L`accord avec la Turquie prévoit que le pays reprenne les migrants rejoignant illégalement la Grèce. En contrepartie, l`UE doit verser trois milliards d`euros pour aider Ankara à améliorer l`accueil des réfugiés, avec la possibilité d`une aide ultérieure du même montant. L`UE s`est aussi engagée, pour chaque Syrien renvoyé, à en "réinstaller" un autre depuis la Turquie.
Défendant une nouvelle fois cet accord dont elle a été l`un des principaux artisans, Mme Merkel a appelé à "travailler" pour qu`il reste en vigueur, malgré les tensions turco-européennes et le blocage sur l`exemption de visas pour les citoyens turcs.
La Turquie a menacé de ne plus appliquer cet accord crucial limitant l`afflux de migrants en Europe faute de libéralisation du régime de visa pour les Turcs.
Mme Merkel a aussi déploré la lenteur des Européens à se répartir les 45.000 migrants coincés à la frontière gréco-macédonienne, dont seuls 3.000 ont été accueillis par d`autres Etats membres.
Interrogée sur sa décision historique, dans la nuit du 4 au 5 septembre 2015, de laisser entrer en Allemagne des dizaines de milliers de migrants bloqués en Hongrie, elle a estimé qu`un tel choix "s`imposait" et "était juste".

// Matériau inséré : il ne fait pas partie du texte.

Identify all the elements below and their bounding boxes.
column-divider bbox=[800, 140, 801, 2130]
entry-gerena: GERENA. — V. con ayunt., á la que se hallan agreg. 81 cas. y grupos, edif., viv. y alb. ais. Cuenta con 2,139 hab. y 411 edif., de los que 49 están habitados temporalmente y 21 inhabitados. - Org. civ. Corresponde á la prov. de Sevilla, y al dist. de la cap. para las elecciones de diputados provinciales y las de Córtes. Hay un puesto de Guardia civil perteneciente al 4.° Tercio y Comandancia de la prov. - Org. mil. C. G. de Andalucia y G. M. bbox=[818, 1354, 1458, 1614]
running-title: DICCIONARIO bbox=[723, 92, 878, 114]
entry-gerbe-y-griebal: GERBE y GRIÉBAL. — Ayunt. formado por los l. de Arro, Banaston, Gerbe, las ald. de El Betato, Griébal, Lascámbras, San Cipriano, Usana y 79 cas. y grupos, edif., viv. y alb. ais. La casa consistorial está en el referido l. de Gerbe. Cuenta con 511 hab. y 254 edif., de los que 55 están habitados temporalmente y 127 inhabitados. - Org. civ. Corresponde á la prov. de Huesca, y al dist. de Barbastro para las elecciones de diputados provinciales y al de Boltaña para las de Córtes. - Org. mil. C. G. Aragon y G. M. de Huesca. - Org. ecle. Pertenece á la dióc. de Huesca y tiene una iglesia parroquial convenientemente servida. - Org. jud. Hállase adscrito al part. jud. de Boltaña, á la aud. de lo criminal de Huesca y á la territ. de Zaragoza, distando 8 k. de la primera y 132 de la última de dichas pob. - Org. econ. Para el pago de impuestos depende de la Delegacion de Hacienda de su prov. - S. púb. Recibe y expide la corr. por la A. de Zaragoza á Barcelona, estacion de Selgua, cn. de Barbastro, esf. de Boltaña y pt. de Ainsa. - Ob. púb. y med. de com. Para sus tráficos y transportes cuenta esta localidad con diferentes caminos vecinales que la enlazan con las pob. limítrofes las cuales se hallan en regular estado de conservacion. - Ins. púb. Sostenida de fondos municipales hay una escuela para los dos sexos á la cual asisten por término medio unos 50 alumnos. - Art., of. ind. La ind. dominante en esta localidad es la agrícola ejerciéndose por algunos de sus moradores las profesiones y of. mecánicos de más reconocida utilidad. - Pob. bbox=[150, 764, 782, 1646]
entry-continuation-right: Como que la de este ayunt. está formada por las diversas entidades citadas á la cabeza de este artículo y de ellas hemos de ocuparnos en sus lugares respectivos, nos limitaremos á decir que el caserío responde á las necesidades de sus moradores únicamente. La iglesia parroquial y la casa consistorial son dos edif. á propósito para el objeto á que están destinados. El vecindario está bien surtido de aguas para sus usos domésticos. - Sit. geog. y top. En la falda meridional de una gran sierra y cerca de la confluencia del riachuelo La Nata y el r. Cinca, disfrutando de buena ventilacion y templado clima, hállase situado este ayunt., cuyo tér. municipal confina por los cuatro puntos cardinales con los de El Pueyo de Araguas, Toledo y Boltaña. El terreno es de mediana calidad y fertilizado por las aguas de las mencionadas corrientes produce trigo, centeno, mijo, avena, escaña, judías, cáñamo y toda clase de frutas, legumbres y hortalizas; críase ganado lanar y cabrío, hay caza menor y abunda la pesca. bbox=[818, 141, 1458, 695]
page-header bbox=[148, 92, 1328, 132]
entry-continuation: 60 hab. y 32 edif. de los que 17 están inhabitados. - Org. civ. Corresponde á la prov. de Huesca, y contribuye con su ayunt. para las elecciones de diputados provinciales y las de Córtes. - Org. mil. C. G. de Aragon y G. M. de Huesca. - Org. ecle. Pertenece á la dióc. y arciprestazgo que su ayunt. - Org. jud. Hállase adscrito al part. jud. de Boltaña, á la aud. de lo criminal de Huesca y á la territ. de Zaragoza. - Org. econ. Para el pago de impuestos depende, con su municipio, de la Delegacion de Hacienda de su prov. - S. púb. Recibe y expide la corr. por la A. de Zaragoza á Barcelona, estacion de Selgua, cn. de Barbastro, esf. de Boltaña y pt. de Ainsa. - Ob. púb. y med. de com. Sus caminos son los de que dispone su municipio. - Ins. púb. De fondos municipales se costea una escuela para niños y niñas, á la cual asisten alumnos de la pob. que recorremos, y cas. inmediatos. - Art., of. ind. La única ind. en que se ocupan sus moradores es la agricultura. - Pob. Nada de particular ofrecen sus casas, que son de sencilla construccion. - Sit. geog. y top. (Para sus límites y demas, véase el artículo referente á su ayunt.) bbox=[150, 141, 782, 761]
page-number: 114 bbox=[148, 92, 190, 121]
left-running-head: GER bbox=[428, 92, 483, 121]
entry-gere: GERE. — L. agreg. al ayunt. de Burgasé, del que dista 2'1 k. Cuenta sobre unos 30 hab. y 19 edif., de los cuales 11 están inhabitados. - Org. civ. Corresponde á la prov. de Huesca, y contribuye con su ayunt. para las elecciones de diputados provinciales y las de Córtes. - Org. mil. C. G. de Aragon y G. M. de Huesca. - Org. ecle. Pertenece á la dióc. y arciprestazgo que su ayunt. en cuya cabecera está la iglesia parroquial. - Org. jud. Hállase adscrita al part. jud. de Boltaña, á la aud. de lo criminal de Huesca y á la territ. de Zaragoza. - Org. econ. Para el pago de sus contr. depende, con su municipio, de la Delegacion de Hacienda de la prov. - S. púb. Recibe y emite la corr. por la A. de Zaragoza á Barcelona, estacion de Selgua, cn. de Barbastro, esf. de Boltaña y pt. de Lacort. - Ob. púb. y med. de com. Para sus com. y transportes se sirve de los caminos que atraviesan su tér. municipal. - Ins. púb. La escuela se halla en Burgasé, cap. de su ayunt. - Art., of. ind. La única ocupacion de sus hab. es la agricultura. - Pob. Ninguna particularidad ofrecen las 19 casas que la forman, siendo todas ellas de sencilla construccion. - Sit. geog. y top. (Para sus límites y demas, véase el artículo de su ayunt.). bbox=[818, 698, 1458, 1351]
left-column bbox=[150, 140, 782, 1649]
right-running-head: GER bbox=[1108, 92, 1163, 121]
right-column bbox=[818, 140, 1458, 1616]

"C`était notre devoir humanitaire de les aider et de les prendre en charge", a-t-elle affirmé, martelant son credo sur l`intégration des 1,1 million de personnes arrivées l`an dernier en Allemagne: "je reste convaincue que nous y arriverons".
Après les agressions sexuelles du Nouvel an à Cologne (ouest) et les attentats de juillet dans le sud du pays commis par des migrants, "la question de la sécurité intérieure est naturellement devenue une préoccupation centrale", a-t-elle reconnu.
Mais elle a jugé que le gouvernement "avait déjà beaucoup fait" et qu`il "ferait plus" en améliorant les moyens de surveillance par internet, la coopération avec les services de renseignement étrangers et la vidéosurveillance.